Asset Management and Related Fees
As a result of the Deerfield Sale on December 21, 2007, there were no asset management and related fees
in 2009 or 2008. Our asset management and related fees in 2007 were generated entirely from the
management of CDOs and Funds by Deerfield.
Restaurant Margin
Amount Change Amount Change Amount
2009 2008 2007
Wendys................................ 14.9% N/A 11.7%(a) N/A N/A
Arby’s . . . . . . . . . . . . . . . . . . . . . . . . . . . . . . . . . . 13.9% (2.2)ppt 16.1% (3.6)ppt 19.7%
Consolidated . . . . . . . . . . . . . . . . . . . . . . . . . . . . 14.6% (0.2)ppt 14.7% (5.0)ppt 19.7%
(a) The 2008 Wendy’s restaurant margin includes only the 2008 fourth quarter.
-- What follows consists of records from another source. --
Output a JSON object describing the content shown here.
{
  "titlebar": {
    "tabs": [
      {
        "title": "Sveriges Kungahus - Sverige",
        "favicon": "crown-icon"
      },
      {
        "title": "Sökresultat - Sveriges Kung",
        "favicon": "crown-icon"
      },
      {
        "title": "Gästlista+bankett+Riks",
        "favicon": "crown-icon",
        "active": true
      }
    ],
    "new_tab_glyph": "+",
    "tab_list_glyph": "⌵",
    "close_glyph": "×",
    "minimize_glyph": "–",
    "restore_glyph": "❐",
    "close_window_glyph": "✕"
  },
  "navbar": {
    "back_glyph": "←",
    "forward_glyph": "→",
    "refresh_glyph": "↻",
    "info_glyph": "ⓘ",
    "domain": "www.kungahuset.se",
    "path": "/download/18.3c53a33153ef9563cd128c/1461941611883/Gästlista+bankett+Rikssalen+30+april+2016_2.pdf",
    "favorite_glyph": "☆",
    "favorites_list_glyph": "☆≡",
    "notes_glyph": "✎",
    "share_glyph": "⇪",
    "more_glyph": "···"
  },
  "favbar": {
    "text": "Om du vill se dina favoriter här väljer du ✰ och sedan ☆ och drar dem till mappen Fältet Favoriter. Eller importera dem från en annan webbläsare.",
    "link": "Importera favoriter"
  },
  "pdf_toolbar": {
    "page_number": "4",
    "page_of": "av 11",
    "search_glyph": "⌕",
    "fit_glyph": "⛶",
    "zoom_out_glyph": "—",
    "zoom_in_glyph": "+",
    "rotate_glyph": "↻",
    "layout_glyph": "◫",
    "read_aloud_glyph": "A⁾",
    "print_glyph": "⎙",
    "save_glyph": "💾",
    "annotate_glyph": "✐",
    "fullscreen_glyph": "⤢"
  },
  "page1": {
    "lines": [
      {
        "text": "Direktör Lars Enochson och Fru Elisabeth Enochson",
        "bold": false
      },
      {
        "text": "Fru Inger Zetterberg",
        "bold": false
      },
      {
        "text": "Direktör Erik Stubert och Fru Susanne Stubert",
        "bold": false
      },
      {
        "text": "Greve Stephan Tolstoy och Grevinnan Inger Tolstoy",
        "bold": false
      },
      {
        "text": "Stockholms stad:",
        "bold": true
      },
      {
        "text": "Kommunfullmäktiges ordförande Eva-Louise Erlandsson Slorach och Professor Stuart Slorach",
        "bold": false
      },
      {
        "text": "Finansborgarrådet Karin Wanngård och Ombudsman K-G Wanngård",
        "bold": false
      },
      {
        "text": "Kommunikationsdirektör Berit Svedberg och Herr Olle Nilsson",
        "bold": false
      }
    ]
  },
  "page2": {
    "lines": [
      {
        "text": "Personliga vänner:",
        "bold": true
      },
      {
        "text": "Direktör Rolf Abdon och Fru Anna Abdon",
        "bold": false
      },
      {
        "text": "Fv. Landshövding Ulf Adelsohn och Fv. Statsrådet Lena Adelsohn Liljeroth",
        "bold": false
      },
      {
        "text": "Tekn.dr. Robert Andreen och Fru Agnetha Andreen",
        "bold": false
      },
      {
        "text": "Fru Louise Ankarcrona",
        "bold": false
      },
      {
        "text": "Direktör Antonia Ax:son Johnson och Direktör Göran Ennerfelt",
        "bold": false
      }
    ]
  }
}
The percentage increase in the Wendy’s restaurant margin in 2009 as compared to the fourth quarter of
2008 was primarily attributable to improvements in labor and certain controllable costs, partially due to
ongoing operational improvements and the effect of price increases in 2009. The percentage decrease in the
Arby’s restaurant margin in 2009 as compared to 2008 was primarily attributable to the effect of the decrease
in Arby’s same-store sales without comparable reductions in fixed and semi-variable costs and the targeted
product discounting of a number of Arby’s menu items which was partially offset by decreases in commodity
costs. The impact of the 53rd week in 2009 on restaurant margin was not material for either brand.